Geral
Crianças e adolescentes que vivem sob o domínio de milícias ou do tráfico na Região Metropolitana do Rio de Janeiro estão aprendendo menos e abandonando mais a escola. É o que revela o estudo “Educação Sob Cerco”, lançado por UNICEF, Instituto Fogo Cruzado, GENI/UFF e CERES/IESP.
A pesquisa mostra que estudantes dessas áreas têm desempenho até 10 pontos inferior no SAEB em comparação com colegas de regiões não dominadas, o que equivale a uma defasagem de aproximadamente seis meses de aprendizado.
O levantamento analisou o desempenho em Língua Portuguesa e Matemática nos 5º e 9º anos do ensino fundamental e constatou um percentual alarmante de estudantes classificados como “abaixo do básico”, chegando a 38,7% em determinadas áreas sob controle armado. Já em regiões não dominadas, esse índice é de apenas 19%.

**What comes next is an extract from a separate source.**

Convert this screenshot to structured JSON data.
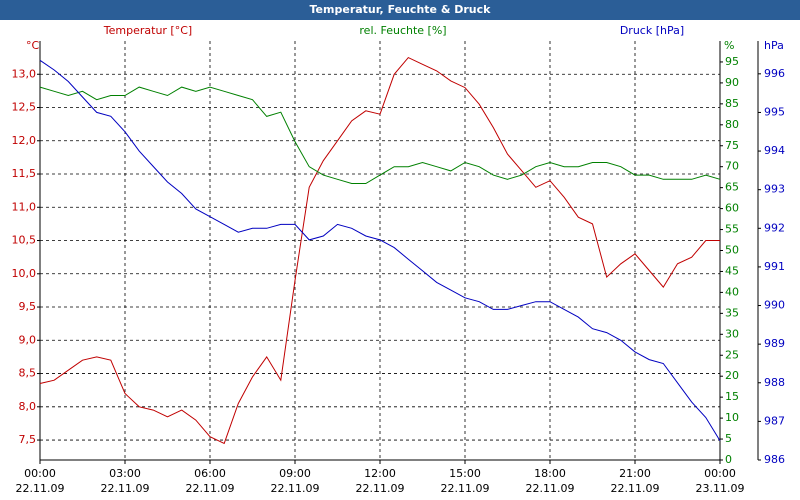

O impacto vai além das notas. Em 2022, o abandono escolar no 3º ano do ensino médio foi 7,2% em escolas localizadas em áreas sem domínio de facções, enquanto nas dominadas os índices chegaram a 9,6%.
Na capital, onde o tráfico predomina, o abandono atingiu 12,5%. O estudo destaca que episódios de violência armada, especialmente confrontos com presença policial, elevam ainda mais as taxas de evasão.
Conflitos próximos às escolas agravam crise educacional
Locais com três ou mais confrontos armados ao longo do ano apresentaram taxa de abandono superior a 10%. A média de evasão em escolas que não registraram confrontos foi de 7,7%. Em 2022, foram 4.400 tiroteios próximos a escolas no Grande Rio, afetando 46% das unidades de ensino. Uma escola em São Gonçalo liderou o ranking com 18 registros, o equivalente a um confronto a cada duas semanas.
A violência armada funciona como uma desvantagem cumulativa, que corrói os esforços familiares e os recursos educacionais. “Mais que risco imediato, a violência crônica destrói o futuro dos estudantes”, afirma Flavia Antunes Michaud, chefe do escritório do UNICEF no Rio.
Para Maria Isabel Couto, diretora de Dados do Instituto Fogo Cruzado, o impacto das ações policiais é especialmente danoso. “A presença das forças de segurança, quando mal planejada, afasta os estudantes das salas de aula. Políticas públicas devem proteger direitos, não ameaçá-los.”
Recomendações exigem atuação conjunta e intersetorial
O estudo recomenda enfrentar o controle territorial armado, assegurar trajetos escolares seguros e incluir a violência armada nas políticas públicas de educação, saúde e assistência social.
Propõe ainda criar mecanismos de governança integrados, desenvolver indicadores que cruzem dados de segurança e educação, garantir os 200 dias letivos e rever o tratamento da mídia sobre o tema.
Daniel Hirata, coordenador do GENI/UFF, aponta que o estudo permite objetivar um problema antes conhecido apenas de forma empírica. “As crianças em áreas dominadas aprendem metade do esperado no ano letivo. Precisamos de alternativas de segurança pública que protejam a educação.”
Sobre os autores e organizações envolvidas
O relatório faz parte da série Educação Sob Cerco, iniciada em maio de 2025, que investiga os efeitos da violência armada na educação pública do Grande Rio. A pesquisa foi desenvolvida pelo UNICEF, Instituto Fogo Cruzado, GENI/UFF e CERES/IESP, com base em dados do SAEB, IDEB e registros de confrontos armados.
Organizações como o Fogo Cruzado, que mantém o único banco de dados abertos sobre tiroteios da América Latina, e o GENI/UFF, que estuda ilegalismos e conflitos sociais, somaram esforços ao UNICEF, que há 75 anos atua pela garantia dos direitos de crianças e adolescentes no Brasil.